I read the 3, "eof" is false, read the 1, "eof" is false, 34 false, 56 false, 3 false, 14 false, 12 false, 6 false. I read the 124, "eof" is still
false. Then I attempt to read nothing. There's nothing there. It's only after I attempt to read nothing,
not before, but after I attempt to read something that isn't there, that "eof" becomes true.
Well, if you realize that then you know the code has to be like this. We have to first read in the very first value
and that's necessary just in case it's an empty file. We test "eof", if that is false,
Then, well you know this is an error. This should be not, right here. Then I'm going to process the data and read in the next value.
As a last example, we're going to read data from a file and write it out to another file in squared value.
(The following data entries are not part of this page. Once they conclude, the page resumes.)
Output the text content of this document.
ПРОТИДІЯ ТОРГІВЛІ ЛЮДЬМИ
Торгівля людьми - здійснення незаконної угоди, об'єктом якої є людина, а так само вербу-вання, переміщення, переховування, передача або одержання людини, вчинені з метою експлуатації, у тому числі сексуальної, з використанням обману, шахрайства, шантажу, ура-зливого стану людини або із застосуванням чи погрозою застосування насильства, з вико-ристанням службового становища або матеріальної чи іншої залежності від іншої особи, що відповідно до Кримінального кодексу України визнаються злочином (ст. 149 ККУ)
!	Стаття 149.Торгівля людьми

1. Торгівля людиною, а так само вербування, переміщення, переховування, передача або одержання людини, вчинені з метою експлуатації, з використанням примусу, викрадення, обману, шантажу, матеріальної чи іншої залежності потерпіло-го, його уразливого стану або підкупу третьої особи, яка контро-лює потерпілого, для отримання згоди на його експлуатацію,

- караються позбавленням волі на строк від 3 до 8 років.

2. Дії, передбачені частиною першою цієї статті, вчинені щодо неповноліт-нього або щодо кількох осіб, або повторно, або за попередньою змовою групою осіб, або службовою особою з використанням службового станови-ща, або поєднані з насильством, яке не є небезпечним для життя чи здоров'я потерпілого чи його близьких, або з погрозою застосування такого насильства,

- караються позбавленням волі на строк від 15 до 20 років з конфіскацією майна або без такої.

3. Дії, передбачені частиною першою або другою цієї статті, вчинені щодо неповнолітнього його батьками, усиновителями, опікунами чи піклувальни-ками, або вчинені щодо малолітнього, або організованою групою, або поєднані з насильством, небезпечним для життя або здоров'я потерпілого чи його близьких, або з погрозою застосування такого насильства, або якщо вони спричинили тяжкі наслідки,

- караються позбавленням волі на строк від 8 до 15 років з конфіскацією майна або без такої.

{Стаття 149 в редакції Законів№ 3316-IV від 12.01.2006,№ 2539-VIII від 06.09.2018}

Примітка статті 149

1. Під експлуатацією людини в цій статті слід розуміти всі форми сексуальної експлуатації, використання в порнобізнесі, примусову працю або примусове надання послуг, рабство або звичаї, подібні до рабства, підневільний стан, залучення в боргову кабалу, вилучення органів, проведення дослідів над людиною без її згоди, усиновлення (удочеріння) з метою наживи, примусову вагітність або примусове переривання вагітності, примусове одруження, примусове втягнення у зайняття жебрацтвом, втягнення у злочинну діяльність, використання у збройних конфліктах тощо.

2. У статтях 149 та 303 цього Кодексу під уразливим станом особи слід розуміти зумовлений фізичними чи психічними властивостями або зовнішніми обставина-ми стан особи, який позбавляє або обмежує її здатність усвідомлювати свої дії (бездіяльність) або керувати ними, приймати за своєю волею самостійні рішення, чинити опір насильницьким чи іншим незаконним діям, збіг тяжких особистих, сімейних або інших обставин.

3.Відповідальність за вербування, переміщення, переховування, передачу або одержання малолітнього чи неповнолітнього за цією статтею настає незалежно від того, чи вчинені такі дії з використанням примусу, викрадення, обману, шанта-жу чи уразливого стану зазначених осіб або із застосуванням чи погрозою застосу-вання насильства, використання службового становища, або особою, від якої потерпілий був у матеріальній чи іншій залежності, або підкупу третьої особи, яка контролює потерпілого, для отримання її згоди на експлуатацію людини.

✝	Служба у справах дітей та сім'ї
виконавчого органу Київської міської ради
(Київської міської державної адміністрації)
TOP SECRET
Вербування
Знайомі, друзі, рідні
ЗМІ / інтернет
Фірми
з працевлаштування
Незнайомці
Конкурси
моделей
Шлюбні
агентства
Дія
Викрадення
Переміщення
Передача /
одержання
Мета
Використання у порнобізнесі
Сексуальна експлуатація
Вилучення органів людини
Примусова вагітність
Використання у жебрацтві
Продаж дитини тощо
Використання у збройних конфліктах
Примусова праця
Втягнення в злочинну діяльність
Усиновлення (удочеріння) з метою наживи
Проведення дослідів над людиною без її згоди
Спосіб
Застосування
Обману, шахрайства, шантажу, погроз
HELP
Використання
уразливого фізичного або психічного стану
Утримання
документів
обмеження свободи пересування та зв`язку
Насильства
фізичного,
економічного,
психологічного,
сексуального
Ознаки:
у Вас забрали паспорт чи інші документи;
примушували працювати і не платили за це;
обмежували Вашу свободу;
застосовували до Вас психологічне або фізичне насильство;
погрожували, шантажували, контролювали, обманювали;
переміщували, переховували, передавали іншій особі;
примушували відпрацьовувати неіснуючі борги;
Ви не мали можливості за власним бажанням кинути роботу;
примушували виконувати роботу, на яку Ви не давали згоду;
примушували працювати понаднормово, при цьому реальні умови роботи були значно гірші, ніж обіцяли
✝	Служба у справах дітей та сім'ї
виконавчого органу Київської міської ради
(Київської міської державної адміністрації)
So, I declare an "ifstream", I declare an "ofstream", I'm gonna open my connection from
the end stream to input.dat, that's where my data is. I'm gonna open the connection from out to output.dat,
jump into a loop and I'm gonna read, in the loop, every value
that's in the input.dat file. Then I'm gonna write it out to the output file. I'm not gonna write out just the data, but the data squared
and I'll put a space between them
so I can tell one from another. I'm done, I close the in, I close the out and I return and that's the end of that. So, now you can
create file streams, connect them to files, input data, use that data, process it, massage it, do whatever you need to do
and you can output data to a file. Incidentally,
you see that we created this output file stream and connected it to this output.dat. Does that file have to exist when you connect? No.
This is going to create it. If you were to run this program then go out to the Unix environment and look at
the listing of your files and you'll find that you got a new file called output.dat.
It will actually create it. The file does not have to exist. It creates it. Of course the input.dat
that does have to be in existence when you connect. So, that's the end of this session.